À une journée de distance du palais royal, deux étrangers franchissent l’entrée d’une taverne, dans un petit village au pied de la montagne. Couverts de givre et les bottes trempées, ils espèrent juste se reposer dans un endroit sec et à l’abri du vent. Leur arrivée ne passe pas inaperçue. La taverne est pleine d’habitués qui rentrent d’une journée de labeur ou qui fuient le froid pour quelques heures. Ici, tout le monde se connaît. Quand les deux étrangers se présentent au tenancier avec deux pièces d’argent en demandant le gîte, ils sont conduits sans plus de cérémonie dans la grange, au fond de la cour, sans un regard. Pleine de bottes de paille, elle n’abrite que trois chevaux encore harnachés. Ils seront ce soir les seuls à dormir dans la grange.

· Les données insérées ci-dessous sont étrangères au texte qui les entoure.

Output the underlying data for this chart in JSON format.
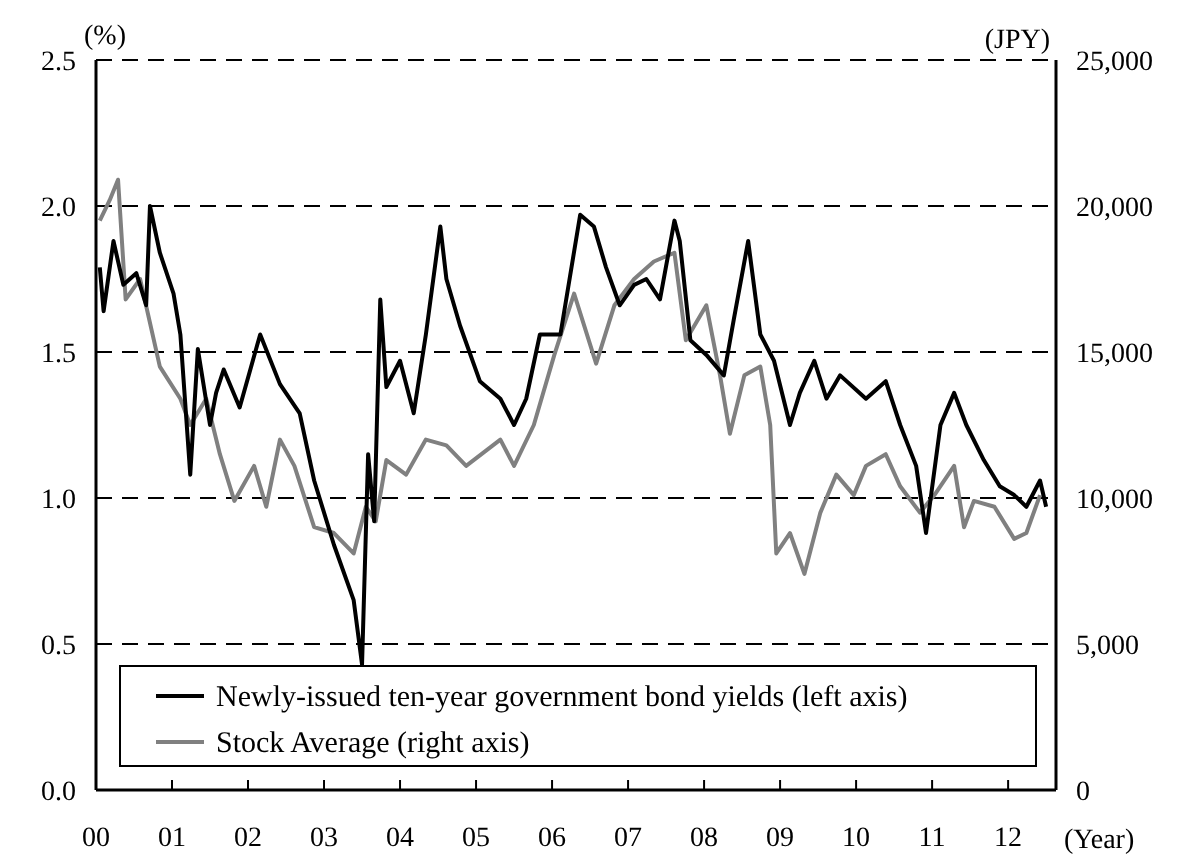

Les deux étrangers posent avec précaution leurs pieds humides sur les barreaux de l’échelle qui les conduit sous le toit. Les planches, pourries par endroits, supportent leur poids, mais laissent passer des courants d’air froid. Ils se dirigent vers le fond, loin des chevaux et de l’entrée, mais non sans garder la possibilité de guetter quiconque pourrait en franchir les portes. Là, ils se débarrassent de leur cape, qu’ils étendent sur des bottes de paille pour les faire sécher.
Dieter et Alaya se regardent enfin, conscients qu’ils viennent d’échapper pour la énième fois à leurs poursuivants. Sans échanger un mot, ils s’assoient par terre et se blottissent l’un contre l’autre, adossés à une botte de paille, d’où ils peuvent surveiller l’entrée de la grange. Ils sont tous les deux frigorifiés. Alaya pose alors sa main droite sur le torse de son compagnon de route, plaquant son autre main sur sa propre poitrine. Elle entend leurs deux cœurs battre à l’unisson. Au moins, ils sont en vie. Mais pour combien de temps ? Elle cesse de penser à ces questions qui, jour après jour, demeurent toujours sans réponse, et se concentre. Peu de temps après, une bienveillante chaleur s’échappe de ses mains et enveloppe leurs corps qui se détendent petit à petit. Ils peuvent enfin se réchauffer.

 ***

 Au palais royal, nul ne sait où est le roi Ravlic. Comme à l’accoutumée, ses serviteurs se sont bien gardés de le suivre.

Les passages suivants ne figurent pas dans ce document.